Setelah pembayaran PNBP tuntas barulah akta pendirian perusahaan yang diminta penghadap bisa diselesaikan di Sistem Administrasi Badan Hukum online milik Ditjen AHU. Untuk mengatasinya, Freddy memutuskan agar pembayaran dilakukan dengan autodebet di rekening personal khusus bagi tiap transaksi pembayaran ke notaris.
Penghadap atau notaris tidak lagi punya pilihan untuk membayar ke kasir bank yang membuat penyelesaian akta pendirian perusahaan tertunda.
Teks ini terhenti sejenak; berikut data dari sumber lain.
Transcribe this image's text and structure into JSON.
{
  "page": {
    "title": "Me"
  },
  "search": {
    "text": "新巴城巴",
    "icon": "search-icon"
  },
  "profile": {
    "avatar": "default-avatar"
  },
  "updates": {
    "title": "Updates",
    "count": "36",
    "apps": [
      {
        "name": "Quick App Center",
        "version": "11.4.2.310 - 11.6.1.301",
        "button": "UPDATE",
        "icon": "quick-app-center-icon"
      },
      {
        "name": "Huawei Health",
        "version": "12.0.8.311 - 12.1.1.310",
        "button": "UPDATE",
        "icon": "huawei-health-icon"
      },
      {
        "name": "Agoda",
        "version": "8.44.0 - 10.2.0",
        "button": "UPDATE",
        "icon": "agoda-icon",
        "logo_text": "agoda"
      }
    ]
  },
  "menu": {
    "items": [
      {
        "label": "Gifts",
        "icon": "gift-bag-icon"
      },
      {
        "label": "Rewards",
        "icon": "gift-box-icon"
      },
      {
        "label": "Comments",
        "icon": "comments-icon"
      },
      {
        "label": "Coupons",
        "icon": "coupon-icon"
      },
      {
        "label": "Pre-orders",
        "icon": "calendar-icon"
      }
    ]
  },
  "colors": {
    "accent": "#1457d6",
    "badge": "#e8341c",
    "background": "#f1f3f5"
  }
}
Semua dapat dilakukan realtime dalam satu hari.
Kedua, Freddy mengingatkan bahwa saat ini notaris sering terseret tindak pidana pencucian uang yang diselundupkan lewat transaksi jasa notaris. Dalam UU No. 8 Tahun 2010 tentang Pencegahan dan Pemberantasan Tindak Pidana Pencucian Uang (UU TPPU), notaris dikategorikan sebagai profesi gate keeper dalam melaporkan setiap transaksi keuangan mencurigakan.
Kewajiban ini dipertegas lagi dalam Peraturan Pemerintah (PP) No. 43 Tahun 2015 tentang Pihak Pelapor dalam Pencegahan dan Pemberantasan Tindak Pidana Pencucian Uang; dan Peraturan Kepala (Perka) PPATK No. 11 Tahun 2016 tentang Tata Cara Penyampaian Laporan Transaksi Keuangan Mencurigakan Bagi Profesi. Meniru cara perbankan, notaris diwajibkan menerapkan prinsip ‘Mengenali Pengguna Jasa’ (know your customer-KYC).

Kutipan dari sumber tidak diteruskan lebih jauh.